House debates

Wednesday, 16 March 2016

Constituency Statements

Armenian-Australian Community

9:57 am

Photo of John AlexanderJohn Alexander (Bennelong, Liberal Party) Share this | Hansard source

Several weeks ago the proud community of Armenian-Australians in my electorate of Bennelong commemorated the 28th anniversary of the Sumgait Pogroms. Steeped in the dark shadows of the genocide committed against their ancestors, from 1915-1923, by the former Ottoman Empire, the Armenian people are proud of their heritage and passionate about their community's cultural traditions.

In February 1988 Armenians living in the region of Nagorno Karabakh, which was under the administrative control of Azerbaijan at the time, held peaceful demonstrations as a call to be reunited with Armenia after almost 70 years of oppressive rule.

In response to these demonstrations, as an act of collective punishment, Azerbaijani mobs viciously and systematically attacked and assaulted the Armenians of Sumgait. Hundreds of innocent civilians were brutally murdered and injured in horrific ways, including torture and burning, as well as the rape of women and young girls. Subsequent anti-Armenian Pogroms in Baku and Kirovabad saw a once thriving population of around 450,000 Armenians in Azerbaijan totally disappear. This led to conflict and tensions in Nagorno Karabakh, which continue to this day. Over 30,000 people have died on both sides of this conflict and over one million people have been displaced. The crimes committed in Sumgait were never adequately prosecuted by the then Soviet or Azerbaijani authorities, with allegations flourishing that some of those who committed these crimes went on to serve in high positions in the Azeri government. I have spoken in this place previously of Azerbaijan's poor human rights record and systematic crackdown on freedoms we all take for granted. In recent years, the world watched in horror the case of Ramil Safarov, an Azerbaijani army captain who murdered a sleeping Armenian lieutenant with an axe when both were attending a NATO Partnership for Peace program in Hungary. Despite Safarov's conviction and life sentence, upon extradition to Azerbaijan he was received as a 'national hero' by the President himself, who immediately issued a pardon and reinstated his army rank.
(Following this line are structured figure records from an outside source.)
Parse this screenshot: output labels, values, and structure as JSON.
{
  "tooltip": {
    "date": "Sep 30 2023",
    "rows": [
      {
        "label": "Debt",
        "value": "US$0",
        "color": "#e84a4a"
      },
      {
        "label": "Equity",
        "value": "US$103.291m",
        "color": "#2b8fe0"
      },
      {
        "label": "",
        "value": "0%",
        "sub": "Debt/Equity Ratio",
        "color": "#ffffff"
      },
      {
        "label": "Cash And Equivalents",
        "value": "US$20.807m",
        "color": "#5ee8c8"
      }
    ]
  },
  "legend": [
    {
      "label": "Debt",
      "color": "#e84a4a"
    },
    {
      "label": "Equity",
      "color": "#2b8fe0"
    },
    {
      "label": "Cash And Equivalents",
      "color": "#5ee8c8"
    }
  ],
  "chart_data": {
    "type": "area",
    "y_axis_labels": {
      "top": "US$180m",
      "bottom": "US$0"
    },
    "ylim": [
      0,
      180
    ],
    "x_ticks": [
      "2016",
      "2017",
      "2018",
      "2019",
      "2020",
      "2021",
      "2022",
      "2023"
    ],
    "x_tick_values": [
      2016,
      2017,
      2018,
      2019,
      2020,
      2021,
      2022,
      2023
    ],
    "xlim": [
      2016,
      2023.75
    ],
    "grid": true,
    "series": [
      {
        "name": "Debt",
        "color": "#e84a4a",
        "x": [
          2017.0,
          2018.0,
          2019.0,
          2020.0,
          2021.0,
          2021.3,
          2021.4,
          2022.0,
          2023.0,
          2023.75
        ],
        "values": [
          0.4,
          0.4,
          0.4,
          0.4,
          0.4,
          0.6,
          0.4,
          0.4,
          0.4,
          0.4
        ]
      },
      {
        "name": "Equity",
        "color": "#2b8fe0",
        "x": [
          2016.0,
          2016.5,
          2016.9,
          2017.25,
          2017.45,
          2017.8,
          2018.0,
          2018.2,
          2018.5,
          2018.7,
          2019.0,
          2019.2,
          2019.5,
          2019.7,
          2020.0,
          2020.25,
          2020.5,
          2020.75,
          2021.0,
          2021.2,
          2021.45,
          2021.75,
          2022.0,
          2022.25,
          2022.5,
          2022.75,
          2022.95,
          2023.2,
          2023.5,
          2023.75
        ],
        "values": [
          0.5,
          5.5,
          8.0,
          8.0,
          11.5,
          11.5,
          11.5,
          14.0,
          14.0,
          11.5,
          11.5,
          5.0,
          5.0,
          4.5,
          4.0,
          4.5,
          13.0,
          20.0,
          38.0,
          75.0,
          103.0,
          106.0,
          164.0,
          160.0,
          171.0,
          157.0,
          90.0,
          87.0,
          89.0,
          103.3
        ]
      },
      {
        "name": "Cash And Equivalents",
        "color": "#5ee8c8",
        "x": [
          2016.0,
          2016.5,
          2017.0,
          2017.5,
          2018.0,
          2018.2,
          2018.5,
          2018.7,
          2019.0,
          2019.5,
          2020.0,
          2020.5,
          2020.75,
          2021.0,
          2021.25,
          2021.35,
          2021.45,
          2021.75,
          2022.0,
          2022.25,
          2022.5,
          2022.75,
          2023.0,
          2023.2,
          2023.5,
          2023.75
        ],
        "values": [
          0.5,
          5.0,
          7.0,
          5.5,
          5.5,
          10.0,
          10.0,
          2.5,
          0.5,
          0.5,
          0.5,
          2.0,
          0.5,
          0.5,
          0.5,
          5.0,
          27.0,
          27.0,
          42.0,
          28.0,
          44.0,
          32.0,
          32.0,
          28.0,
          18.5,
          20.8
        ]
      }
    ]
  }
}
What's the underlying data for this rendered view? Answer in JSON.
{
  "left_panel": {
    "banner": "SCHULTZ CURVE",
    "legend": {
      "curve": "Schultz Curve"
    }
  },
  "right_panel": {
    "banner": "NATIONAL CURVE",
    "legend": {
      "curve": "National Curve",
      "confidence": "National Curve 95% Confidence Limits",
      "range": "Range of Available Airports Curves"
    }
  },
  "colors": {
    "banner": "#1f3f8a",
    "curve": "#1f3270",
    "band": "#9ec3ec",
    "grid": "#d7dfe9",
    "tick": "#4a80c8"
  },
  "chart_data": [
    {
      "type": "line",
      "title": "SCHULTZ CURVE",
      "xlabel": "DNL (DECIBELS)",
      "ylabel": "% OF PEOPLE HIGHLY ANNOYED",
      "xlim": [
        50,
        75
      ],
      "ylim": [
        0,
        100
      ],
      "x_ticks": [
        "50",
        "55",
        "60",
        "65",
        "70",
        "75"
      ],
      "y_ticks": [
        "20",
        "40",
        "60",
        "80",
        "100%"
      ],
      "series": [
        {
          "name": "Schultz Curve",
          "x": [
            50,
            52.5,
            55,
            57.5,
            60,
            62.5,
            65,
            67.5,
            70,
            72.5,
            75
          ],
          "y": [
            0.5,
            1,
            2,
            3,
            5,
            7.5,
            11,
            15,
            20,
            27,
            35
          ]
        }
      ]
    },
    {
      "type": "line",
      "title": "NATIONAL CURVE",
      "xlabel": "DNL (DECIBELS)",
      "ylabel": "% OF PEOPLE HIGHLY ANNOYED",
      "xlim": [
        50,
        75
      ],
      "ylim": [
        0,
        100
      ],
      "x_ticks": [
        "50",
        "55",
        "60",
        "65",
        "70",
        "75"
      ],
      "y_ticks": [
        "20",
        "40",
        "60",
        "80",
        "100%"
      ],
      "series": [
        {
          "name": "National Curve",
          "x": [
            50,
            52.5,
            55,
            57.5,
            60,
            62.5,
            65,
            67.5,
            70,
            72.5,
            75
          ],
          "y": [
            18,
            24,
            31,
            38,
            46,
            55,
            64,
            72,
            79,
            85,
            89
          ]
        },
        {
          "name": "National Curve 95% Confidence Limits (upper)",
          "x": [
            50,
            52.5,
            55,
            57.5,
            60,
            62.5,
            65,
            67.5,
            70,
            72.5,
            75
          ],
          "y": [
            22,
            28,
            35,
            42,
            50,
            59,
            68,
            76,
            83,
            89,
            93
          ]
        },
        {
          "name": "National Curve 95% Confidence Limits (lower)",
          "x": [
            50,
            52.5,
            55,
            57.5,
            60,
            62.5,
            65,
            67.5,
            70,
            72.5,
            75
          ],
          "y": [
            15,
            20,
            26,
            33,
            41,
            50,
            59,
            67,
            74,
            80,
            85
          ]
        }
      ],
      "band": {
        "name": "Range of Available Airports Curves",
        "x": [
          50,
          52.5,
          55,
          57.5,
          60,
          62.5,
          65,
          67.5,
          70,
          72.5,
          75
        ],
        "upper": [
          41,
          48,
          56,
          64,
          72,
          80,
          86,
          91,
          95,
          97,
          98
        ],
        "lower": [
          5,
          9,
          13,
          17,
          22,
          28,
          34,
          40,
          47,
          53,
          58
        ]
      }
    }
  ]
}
This year, the world will celebrate the 25th anniversary of independence of the Nagorno-Karabakh Republic, and next month we will commemorate 101 years since the start of the Armenian genocide. These are stories that do not dominate the attention of our media, of this parliament or even of our school history classes. Yet the atrocities committed against the Armenian people over the past century deserve our regular attention; and the dignified and stoic way the Armenian people and their descendants have not just survived but continue to flourish, as they proudly celebrate their cultural traditions, deserves our enduring respect.